London, Nov 16 : British clinicians have reported a surge in cases of extreme tic disorder -- a sudden upsurge of physical and vocal convulsions -- among teenagers, particularly girls, the media reported.

UK's National Health Service describes tics as fast, repetitive muscle movements that result in sudden and difficult-to-control body jolts or involuntary sounds. Common examples include blinking, grimacing, sudden jerks, and repetitive sounds or phrases.

However, in the wake of the pandemic, a new kind of tic disorder is being reported that is far more extreme with convulsions, self-hitting, the Daily Mail reported.

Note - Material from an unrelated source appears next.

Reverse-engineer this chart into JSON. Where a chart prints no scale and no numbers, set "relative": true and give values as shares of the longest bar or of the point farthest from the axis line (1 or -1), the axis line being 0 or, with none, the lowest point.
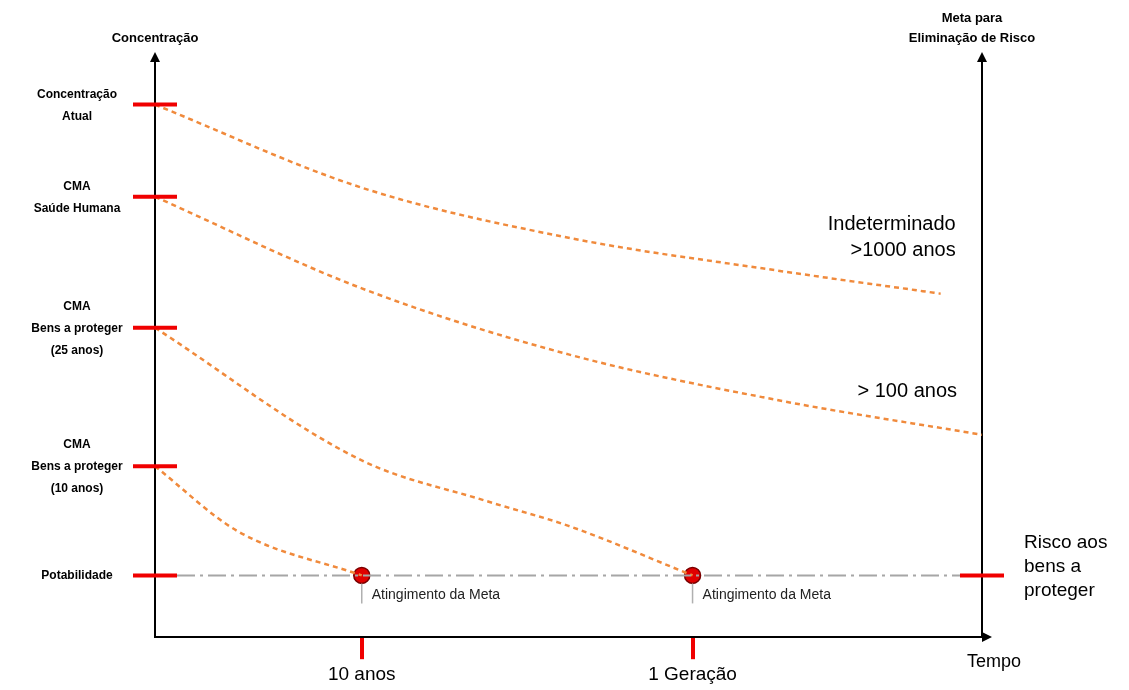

According to experts, the condition could be a result of the psychological pressures of lockdown, with pandemic fear and climate change causing susceptible young people to 'catch' tics from social media influencers who expose their own symptoms online.

"We have at least doubled our referral rate for tics in the past few months, with more than 70 young girls being sent for professional help. It is a very concerning number," Dr Tammy Hedderly, a consultant paediatric neurologist at the Evelina London NHS Children's Hospital, was quoted as saying to Good Health.

As well as appearing more in girls -- and in a later age group than normally seen -- the new tic condition's symptoms are markedly different, she said.

"Normally tics have a gradual onset, but the new ones appear suddenly. These patients are typically presenting from the age of 13 to 15 with florid attacks that appear overnight.

"And instead of being face and eye tics (such as twitching and eye rolling) they are full-body flailing movements and sometimes sudden-onset vocal tics, repetitive words and noises," Hedderly noted.

Similar outbreaks are being reported by specialists in the United States, Germany, Denmark, France and Canada, the report said.

German psychiatrists, last month, claimed that teenagers are catching tics from social media sites such as TikTok and Instagram, where they watch influencers with Tourette's syndrome -- a disorder characterised by extreme tics and which, in rare cases, involves offensive or obscene utterances.

The theory is that young viewers then become compelled to mimic the physical and vocal convulsions they watch, the report said.

The phenomenon should be labelled a 'mass social media-induced illness', said Kirsten Müller-Vahl, a professor of psychiatry at Hannover Medical School, in the journal Brain.

However, Hedderly believes there are multiple reasons for these tics emerging, which according to her includes underlying predispositions that in some cases are set off by watching influencers with Tourette's; the unprecedented pressures of lockdown -- stress and anxiety.